Both President Trump and the House Republicans’ proposals reserve the biggest tax cuts for the wealthiest. Slashing rates at the top is probably the least effective way of spurring spending, however, because high-income households have the luxury of socking away a financial windfall, said Nariman Behravesh, chief economist at the research firm IHS Markit. The Trump plan, he said, “could well end up hurting a lot of poor people without boosting growth.”

“If you tilt the tax cuts toward lower-income households, they will spend more of it,” Mr. Behravesh said. “There is virtually no debate among economists about that.”

And the deep cuts in the budget to programs that benefit primarily those at the bottom of the economic ladder will, if anything, reduce their spending.

The left-leaning Economic Policy Institute estimated that the budget cuts would decrease growth by more than 1 percent by 2020.
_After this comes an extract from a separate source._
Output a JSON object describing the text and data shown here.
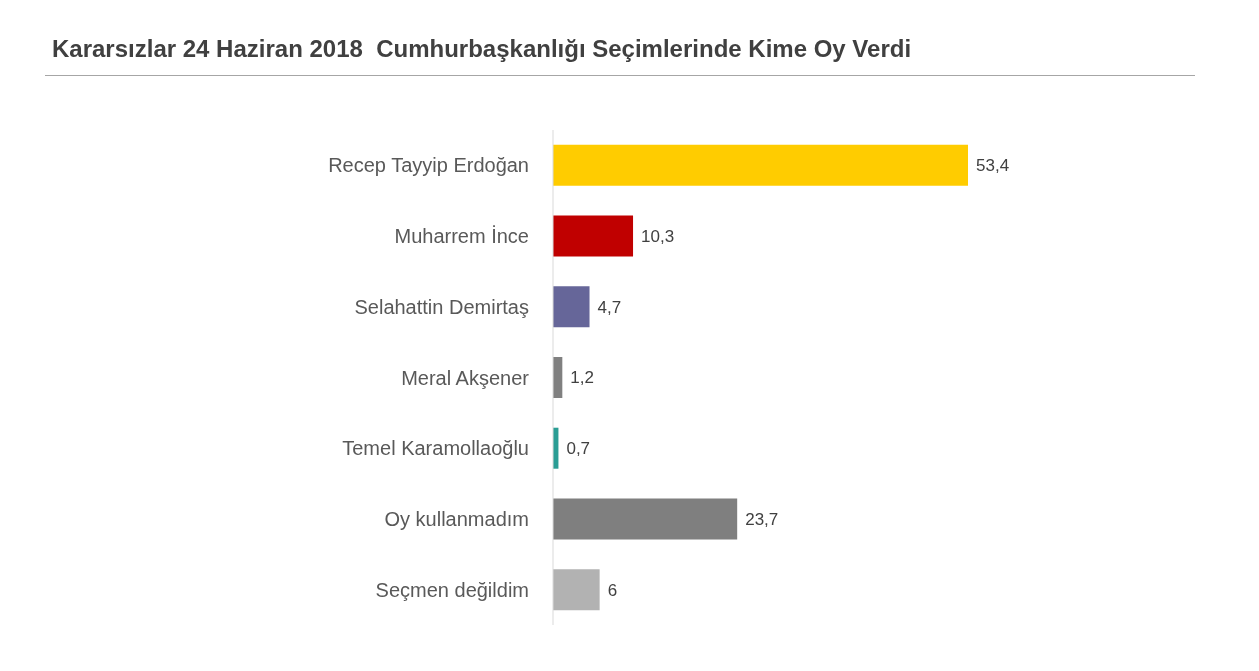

Many economists on the left and the right agree that the current code as it applies to businesses is misguided: It puts the United States at a competitive disadvantage and encourages corporations to keep income abroad. But fixing that problem isn’t merely a matter of slashing rates.

“With the economy back to near full employment, conventional tax cuts or stimulus spending won’t have that much of an effect,” said Douglas Holtz-Eakin, a conservative economist who served in the George W. Bush administration and advised John McCain’s 2008 presidential campaign. “What is needed are policies that genuinely augment the supply side of the economy.”

What might that look like? Instead of simply cutting rates, Mr. Holtz-Eakin would opt for incentives for business to invest in new equipment or software, infrastructure investments that speed transportation and ease other frictional costs, and retraining that improves workers’ skills and increases the proportion of prime-age Americans who are employed.

Mr. Viard of the American Enterprise Institute added tax relief for child-care expenses to the list of reforms that could bolster growth.

There are lots of reasons to tinker with the tax code, many experts say, but the notion that there is a simple cause-and-effect relationship between cuts and growth is faulty. “Tax policy is clearly not some overwhelmingly powerful tool that affects growth,” Mr. Viard said. There are simply too many other things — like technology, worker productivity and aging — that can either muffle or overwhelm their impact.

In the months after Mr. Trump’s unexpected victory in November, many business leaders and investors thought that the Washington logjam might finally break and that corporate tax reform, more infrastructure spending and other growth-friendly policies would be passed by Congress and signed into law.

But with Washington and the White House now distracted by the investigation into possible ties between former Trump aides and Russia, momentum for major tax cuts or a big infrastructure bill has stalled.

On Friday, the government will announce revised figures for growth in the first quarter of 2017, but not much improvement from the initial 0.7 percent estimate last month is expected.